Este es sencillamente el proceso básico de la inmensa mayoría de espíritus cuando estamos sometidos a las pruebas y vicisitudes de los mundos de expiación y prueba, como es en nuestro caso. Cuesta mucho trabajo salir de ahí, pues adoptamos fácilmente posturas y actitudes negativas que pasan a conformar un elemento más de nuestra personalidad, hábitos y costumbres.
Las leyes de Dios son inmutables, no cambian nunca. Cuando no nos sometemos a ellas sufrimos las consecuencias de nuestras acciones.
Sin embargo, cabe puntualizar que no necesariamente hemos de pasar por las pruebas del mal sino por las de la ignorancia. Es decir, no estamos destinados a caer en el error, y las pruebas no son sinónimo de “trampas”, como alguien puede suponer. Los espíritus que están comenzando su etapa de “humanidad”, adquieren responsabilidad de sus actos a medida que se desarrolla su conciencia, y esta no les engaña nunca; siempre les guía correctamente aunque no tengan experiencia.

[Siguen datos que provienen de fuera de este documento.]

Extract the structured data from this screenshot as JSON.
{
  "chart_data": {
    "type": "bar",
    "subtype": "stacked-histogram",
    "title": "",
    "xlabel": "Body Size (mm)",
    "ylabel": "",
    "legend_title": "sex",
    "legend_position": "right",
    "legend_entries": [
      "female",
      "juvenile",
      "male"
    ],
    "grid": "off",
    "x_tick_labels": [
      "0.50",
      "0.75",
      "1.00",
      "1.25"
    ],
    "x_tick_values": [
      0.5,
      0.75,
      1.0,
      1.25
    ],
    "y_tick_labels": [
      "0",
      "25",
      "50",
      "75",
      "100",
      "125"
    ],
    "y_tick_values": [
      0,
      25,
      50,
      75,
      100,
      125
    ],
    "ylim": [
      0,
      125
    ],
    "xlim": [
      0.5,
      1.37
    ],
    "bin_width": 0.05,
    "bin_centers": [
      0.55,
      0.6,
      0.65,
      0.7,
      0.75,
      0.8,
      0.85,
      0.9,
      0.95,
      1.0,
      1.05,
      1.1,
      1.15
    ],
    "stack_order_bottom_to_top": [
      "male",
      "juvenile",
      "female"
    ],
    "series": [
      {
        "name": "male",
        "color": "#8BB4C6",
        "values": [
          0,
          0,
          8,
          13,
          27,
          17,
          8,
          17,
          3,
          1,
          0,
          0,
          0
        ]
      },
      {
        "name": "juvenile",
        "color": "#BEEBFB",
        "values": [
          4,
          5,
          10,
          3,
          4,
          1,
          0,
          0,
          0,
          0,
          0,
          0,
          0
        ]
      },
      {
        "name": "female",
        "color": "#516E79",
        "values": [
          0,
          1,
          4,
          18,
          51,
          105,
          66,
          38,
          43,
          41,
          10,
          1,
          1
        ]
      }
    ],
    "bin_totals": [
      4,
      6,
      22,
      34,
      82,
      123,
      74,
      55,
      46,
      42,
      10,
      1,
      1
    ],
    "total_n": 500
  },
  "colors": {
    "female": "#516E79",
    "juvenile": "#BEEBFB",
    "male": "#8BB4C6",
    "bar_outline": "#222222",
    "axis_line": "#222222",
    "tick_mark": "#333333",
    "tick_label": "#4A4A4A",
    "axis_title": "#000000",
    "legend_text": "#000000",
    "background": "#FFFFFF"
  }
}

Cuando no es así, y se deja llevar por las malas influencias, desoyendo a su voz interior, cometerá muchos errores dependiendo de su voluntad, hasta poner límites a su caída. A partir de entonces tendrá que pasar un tiempo, generalmente mucho, hasta que el espíritu cansado de errar y de sufrir, adopte una postura que le devuelva progresivamente la lucidez, produciéndose, de esa forma, el efecto contrario. A partir de ese momento, las ansias de progreso, de paz, de luz, de felicidad, le impelen al esfuerzo y al trabajo sin descanso con las miras puestas en alcanzar la meta soñada. En ese caso, el espíritu aprovecha las experiencias vividas potenciando su voz interior, la voz de la conciencia, que hasta ese momento se encontraba como adormecida para tomar un impulso definitivo, renovándose. Es el triunfo de la luz sobre las tinieblas, de la libertad individual redescubriendo el camino recto y el amor. Pasamos a rescatar viejas deudas del pasado a través del sacrificio del amor, y no tanto ya por el dolor-rescate.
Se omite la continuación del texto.